Keep in mind that in those days the NYT was still extremely print-focused, and editors were taking their first cautious steps into the digital world even as that world was changing rapidly. (There had even been an abbreviated version of the NYT delivered by fax! It went to hotels, cruise ships and the like…) By the mid-aughts blogs were already the next big thing, and Wheels was among the first efforts at the paper to mine that market. Eventually, the NYT had literally scores of blogs aimed at all sorts of niche readerships in sports, games, travel, fashion, etc, etc., but I recall that we were among the first.

This was in large part because the Automobiles section was seen as highly entrepreneurial, with a tiny staff — just me, initially — and a very small budget, so we were used to scrambling for resources internally and to turning to freelancers for most of our content.
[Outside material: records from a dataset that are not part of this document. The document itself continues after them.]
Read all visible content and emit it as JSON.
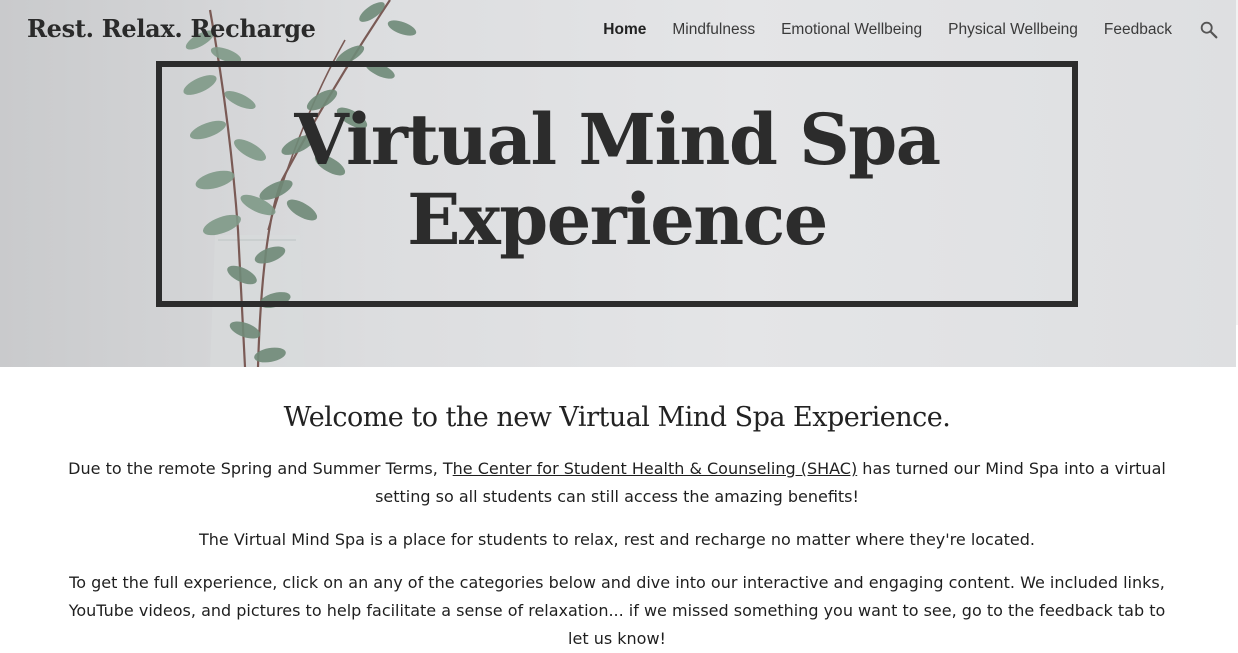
{
  "header": {
    "site_title": "Rest. Relax. Recharge",
    "nav": [
      {
        "label": "Home",
        "active": true
      },
      {
        "label": "Mindfulness",
        "active": false
      },
      {
        "label": "Emotional Wellbeing",
        "active": false
      },
      {
        "label": "Physical Wellbeing",
        "active": false
      },
      {
        "label": "Feedback",
        "active": false
      }
    ],
    "search_icon": "search-icon"
  },
  "hero": {
    "title_line1": "Virtual Mind Spa",
    "title_line2": "Experience",
    "background_image": "eucalyptus-plant-in-glass-vase"
  },
  "main": {
    "welcome": "Welcome to the new Virtual Mind Spa Experience.",
    "p1_before": "Due to the remote Spring and Summer Terms, T",
    "p1_link": "he Center for Student Health & Counseling (SHAC)",
    "p1_after": " has turned our Mind Spa into a virtual setting so all students can still access the amazing benefits!",
    "p2": "The Virtual Mind Spa is a place for students to relax, rest and recharge no matter where they're located.",
    "p3": "To get the full experience, click on an any of the categories below and dive into our interactive and engaging content. We included links, YouTube videos, and pictures to help facilitate a sense of relaxation... if we missed something you want to see, go to the feedback tab to let us know!"
  },
  "colors": {
    "text_dark": "#2c2c2c",
    "hero_bg": "#dcdddf",
    "leaf": "#6f8a78"
  }
}
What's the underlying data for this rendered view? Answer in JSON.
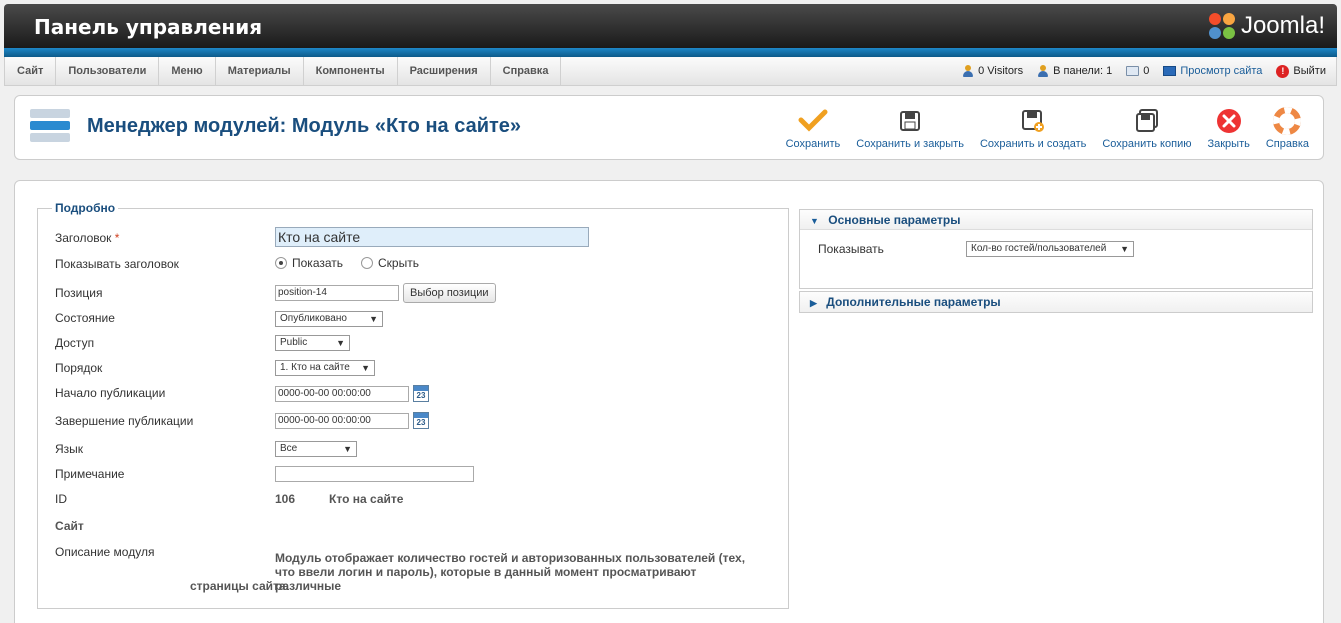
{
  "header": {
    "title": "Панель управления",
    "logo_text": "Joomla!"
  },
  "menu": [
    "Сайт",
    "Пользователи",
    "Меню",
    "Материалы",
    "Компоненты",
    "Расширения",
    "Справка"
  ],
  "status": {
    "visitors": "0 Visitors",
    "in_panel": "В панели: 1",
    "messages": "0",
    "view_site": "Просмотр сайта",
    "logout": "Выйти"
  },
  "page": {
    "title": "Менеджер модулей: Модуль «Кто на сайте»"
  },
  "toolbar": {
    "save": "Сохранить",
    "save_close": "Сохранить и закрыть",
    "save_new": "Сохранить и создать",
    "save_copy": "Сохранить копию",
    "close": "Закрыть",
    "help": "Справка"
  },
  "details": {
    "legend": "Подробно",
    "title_label": "Заголовок",
    "title_required": "*",
    "title_value": "Кто на сайте",
    "show_title_label": "Показывать заголовок",
    "show_title_options": [
      "Показать",
      "Скрыть"
    ],
    "position_label": "Позиция",
    "position_value": "position-14",
    "position_button": "Выбор позиции",
    "state_label": "Состояние",
    "state_value": "Опубликовано",
    "access_label": "Доступ",
    "access_value": "Public",
    "order_label": "Порядок",
    "order_value": "1. Кто на сайте",
    "publish_up_label": "Начало публикации",
    "publish_up_value": "0000-00-00 00:00:00",
    "publish_down_label": "Завершение публикации",
    "publish_down_value": "0000-00-00 00:00:00",
    "calendar_day": "23",
    "language_label": "Язык",
    "language_value": "Все",
    "note_label": "Примечание",
    "note_value": "",
    "id_label": "ID",
    "id_value": "106",
    "id_name": "Кто на сайте",
    "site_label": "Сайт",
    "description_label": "Описание модуля",
    "description_line1": "Модуль отображает количество гостей и авторизованных пользователей (тех, что ввели логин и пароль), которые в данный момент просматривают различные",
    "description_line2": "страницы сайта."
  },
  "basic_params": {
    "title": "Основные параметры",
    "show_label": "Показывать",
    "show_value": "Кол-во гостей/пользователей"
  },
  "advanced_params": {
    "title": "Дополнительные параметры"
  }
}
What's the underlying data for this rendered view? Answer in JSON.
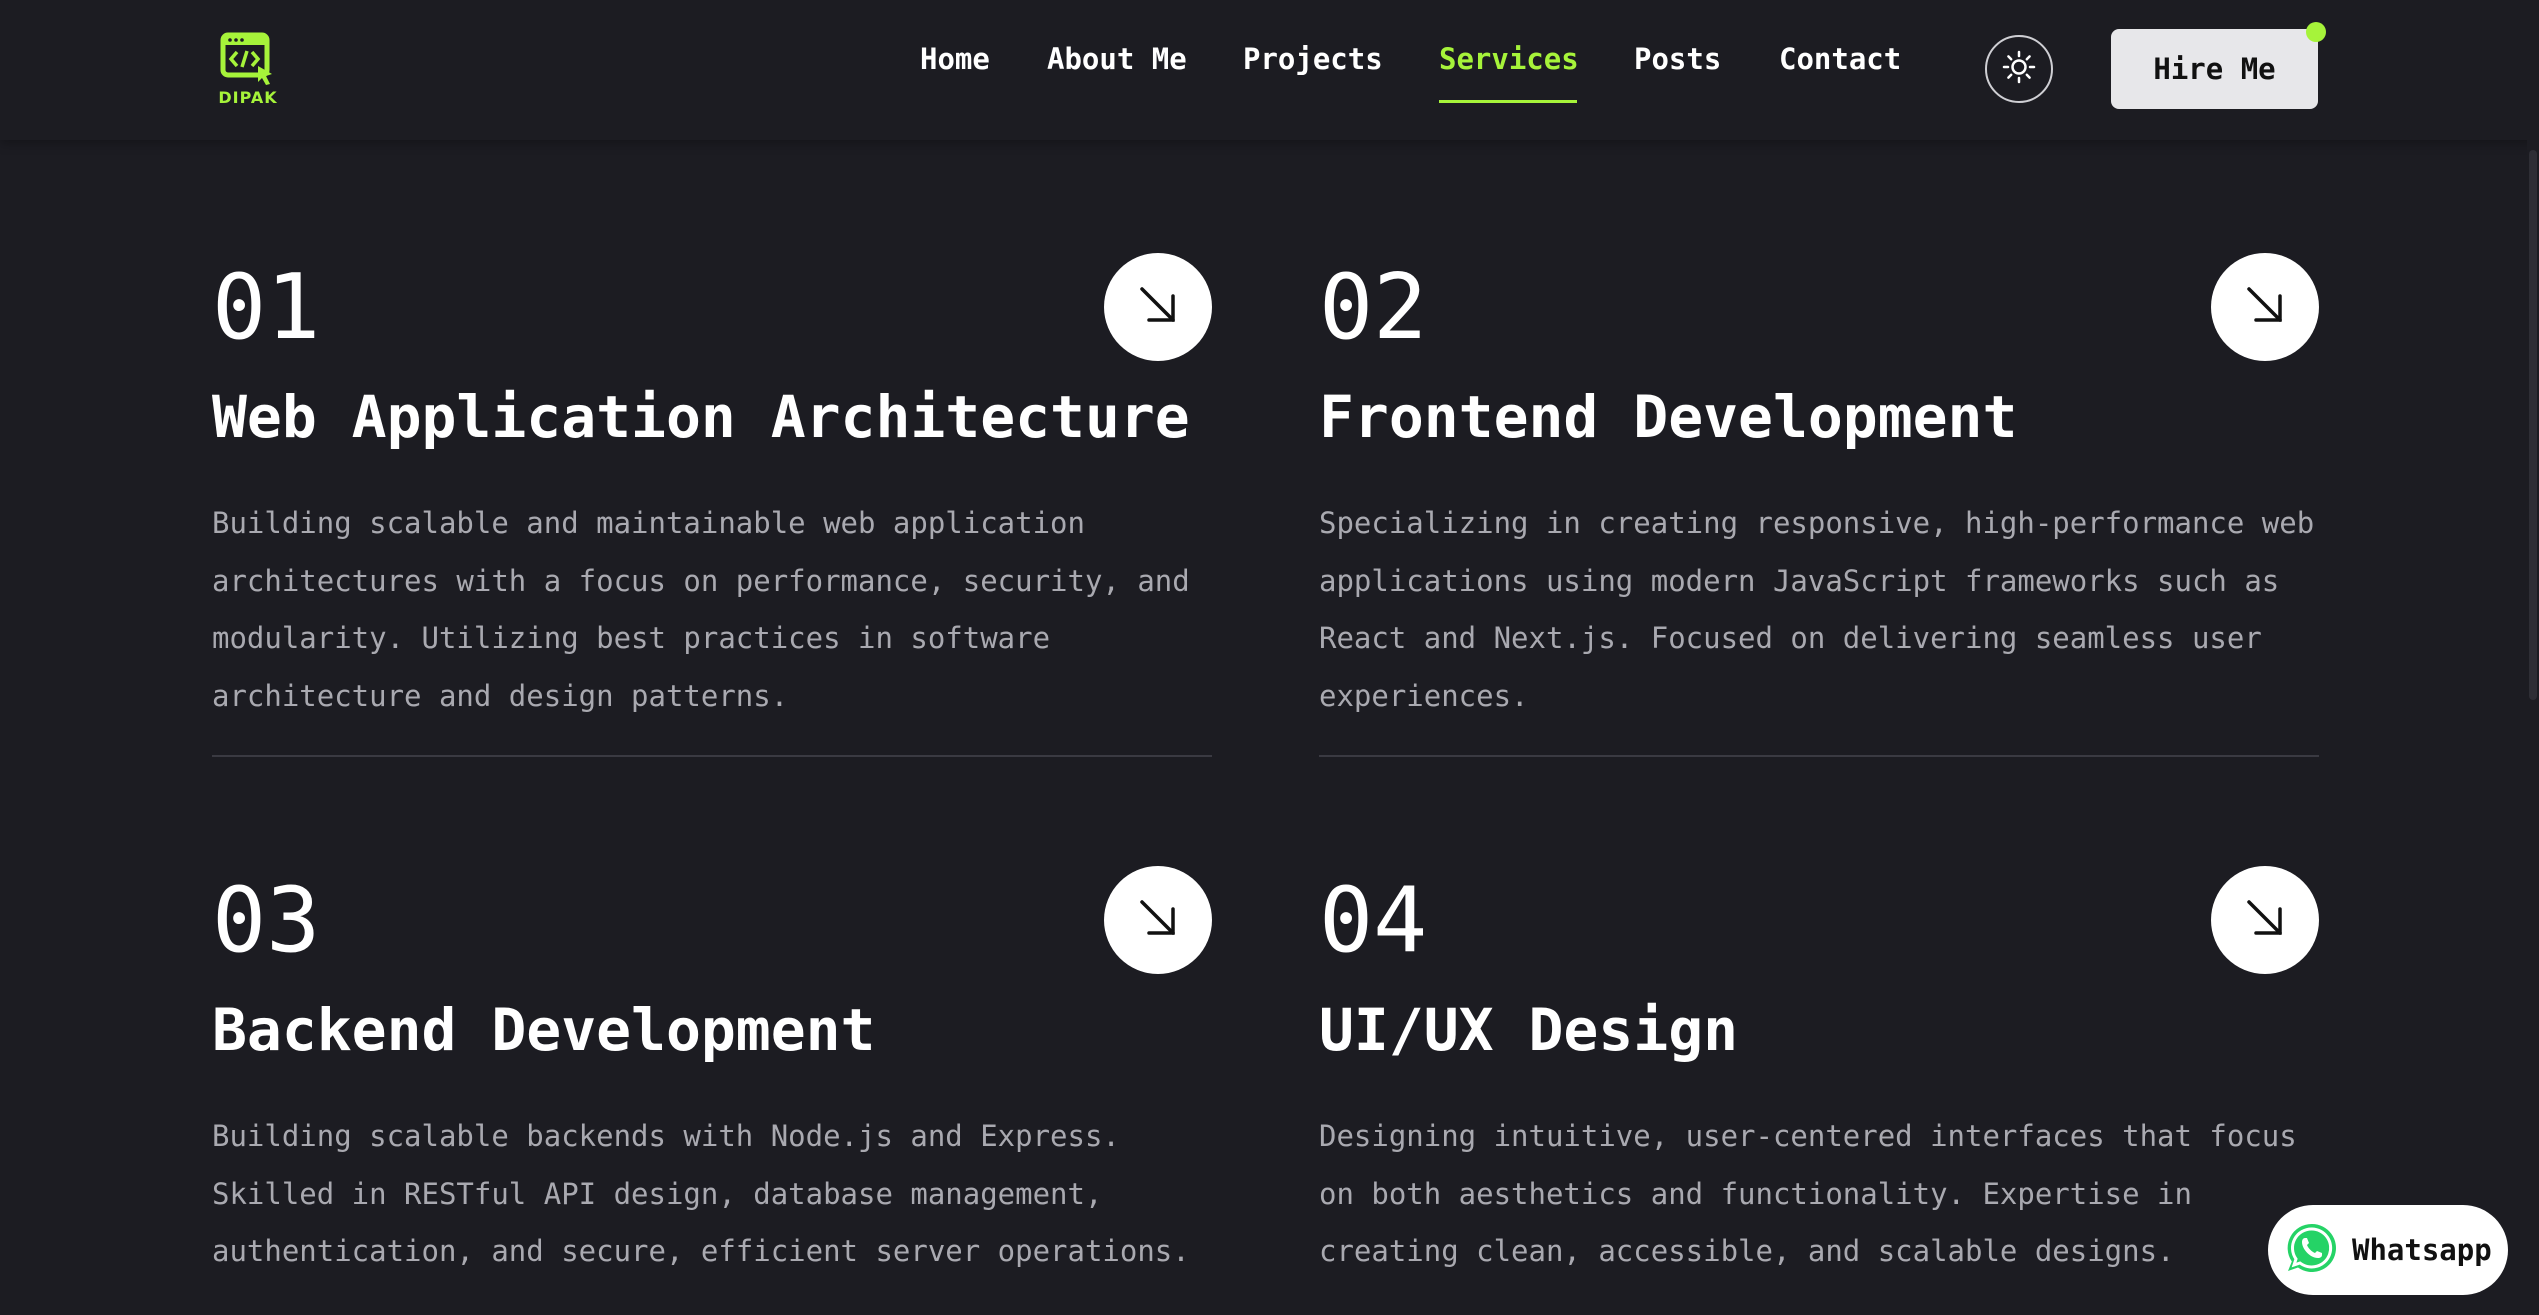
{
  "brand": {
    "name": "DIPAK",
    "accent_color": "#a6f33a"
  },
  "nav": {
    "items": [
      {
        "label": "Home",
        "active": false
      },
      {
        "label": "About Me",
        "active": false
      },
      {
        "label": "Projects",
        "active": false
      },
      {
        "label": "Services",
        "active": true
      },
      {
        "label": "Posts",
        "active": false
      },
      {
        "label": "Contact",
        "active": false
      }
    ]
  },
  "header": {
    "theme_toggle_icon": "sun-icon",
    "hire_label": "Hire Me"
  },
  "services": [
    {
      "number": "01",
      "title": "Web Application Architecture",
      "description": "Building scalable and maintainable web application architectures with a focus on performance, security, and modularity. Utilizing best practices in software architecture and design patterns."
    },
    {
      "number": "02",
      "title": "Frontend Development",
      "description": "Specializing in creating responsive, high-performance web applications using modern JavaScript frameworks such as React and Next.js. Focused on delivering seamless user experiences."
    },
    {
      "number": "03",
      "title": "Backend Development",
      "description": "Building scalable backends with Node.js and Express. Skilled in RESTful API design, database management, authentication, and secure, efficient server operations."
    },
    {
      "number": "04",
      "title": "UI/UX Design",
      "description": "Designing intuitive, user-centered interfaces that focus on both aesthetics and functionality. Expertise in creating clean, accessible, and scalable designs."
    }
  ],
  "whatsapp": {
    "label": "Whatsapp",
    "icon": "whatsapp-icon"
  },
  "colors": {
    "background": "#1c1c22",
    "text": "#ffffff",
    "muted": "#a9a9b0",
    "accent": "#a6f33a"
  }
}
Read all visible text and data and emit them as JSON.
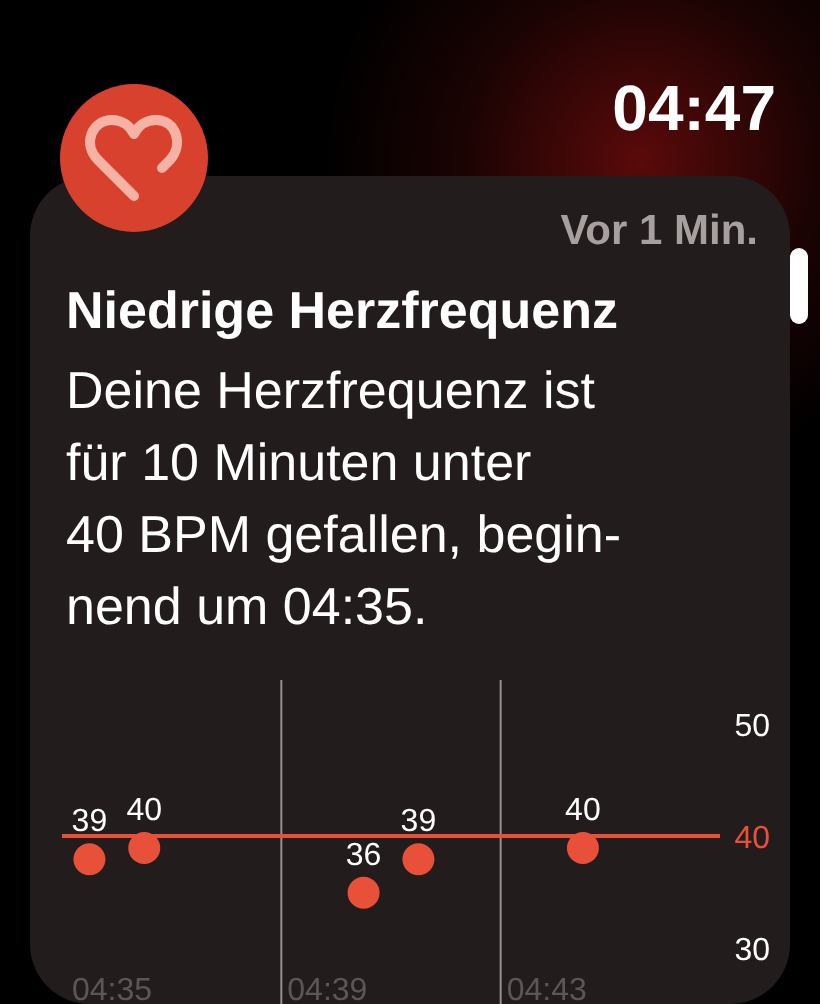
{
  "time": "04:47",
  "notification": {
    "age": "Vor 1 Min.",
    "title": "Niedrige Herzfrequenz",
    "body_lines": [
      "Deine Herzfrequenz ist",
      "für 10 Minuten unter",
      "40 BPM gefallen, begin-",
      "nend um 04:35."
    ],
    "chart_data": {
      "type": "scatter",
      "categories": [
        "04:35",
        null,
        null,
        null,
        "04:39",
        null,
        null,
        null,
        "04:43",
        null,
        null,
        null
      ],
      "series": [
        {
          "color": "#e8503a",
          "values": [
            39,
            40,
            null,
            null,
            null,
            36,
            39,
            null,
            null,
            40,
            null,
            null
          ]
        }
      ],
      "ylim": [
        30,
        50
      ],
      "yticks": [
        30,
        50
      ],
      "data_labels": true,
      "ref_lines": [
        {
          "axis": "y",
          "value": 40,
          "label": "40"
        }
      ]
    }
  }
}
And while at the time there was considerable grumbling throughout the paper about any efforts that weren’t print-focused — “This Internet thing is just a fad!” “It’s diverting money and staff from the Important Stuff in the printed paper!” — our little crew was eager to expand our reach in any way possible. As one top editor told me at the time, “You guys are our little digital laboratory, the Times’s own version of a tech start-up.”

Wheels staff would grow to include Jalopnik alums like Ben Preston, and its longtime deputy editor was Norman Mayersohn, who was the deputy editor here for a time, too. Norman tells me that the staff was never fond of the name, which had been foisted on them, though under that banner they produced seven years of good blogs, ending when The Times pulled the plug on it at the end of 2014, though it kept the name Wheels around until this year.

Cobb, who has been retired for several years, says that it is his impression that The Times pretty much stopped paying much attention to it.

I can’t tell you much about NYT autos coverage since 2015. My understanding is that there has been no actual blog in recent years, just a “Wheels” label over auto-related stories in print, as well as that infrequent email newsletter of the same name. No disrespect to the folks who’ve been producing the content — talented editors like Justin Swanson — but they’ve had to juggle this work along with a dozen other things, with very limited resources, and the car biz doesn’t seem to be a top priority with newsroom management these days.

In the old days of newspapers, the job of car reviewer usually went to the no-good reporter on staff who literally couldn’t do anything else, because newspapers liked to have stories about cars — they needed something to accompany all of the ads bought up by dealers and automakers — and they didn’t need those stories to be very good. Wheels represented the opposite of that, which was: What if, instead, we write about cars and the stories are good? The fact that it has been subpar in recent years only serves to underline its previous accomplishments.

What I still can’t figure out, however, is the NYT’s ongoing indifference to the car business, a multi-trillion-dollar global business, as competitors like The Wall Street Journal and Bloomberg have many more than two reporters dedicated to covering the car business, in a time when the NYT’s staff of 1,700 journalists is bigger than ever. I asked Rhoades Ha, The Times’ spokesperson, about this, and she didn’t reply, perhaps because she has better things to do, which was a nice summation of The Times’ posture on cars and car culture in general.

Pour one out for Wheels, though, a once-upon-a-time good car blog that The New York Times made almost despite itself.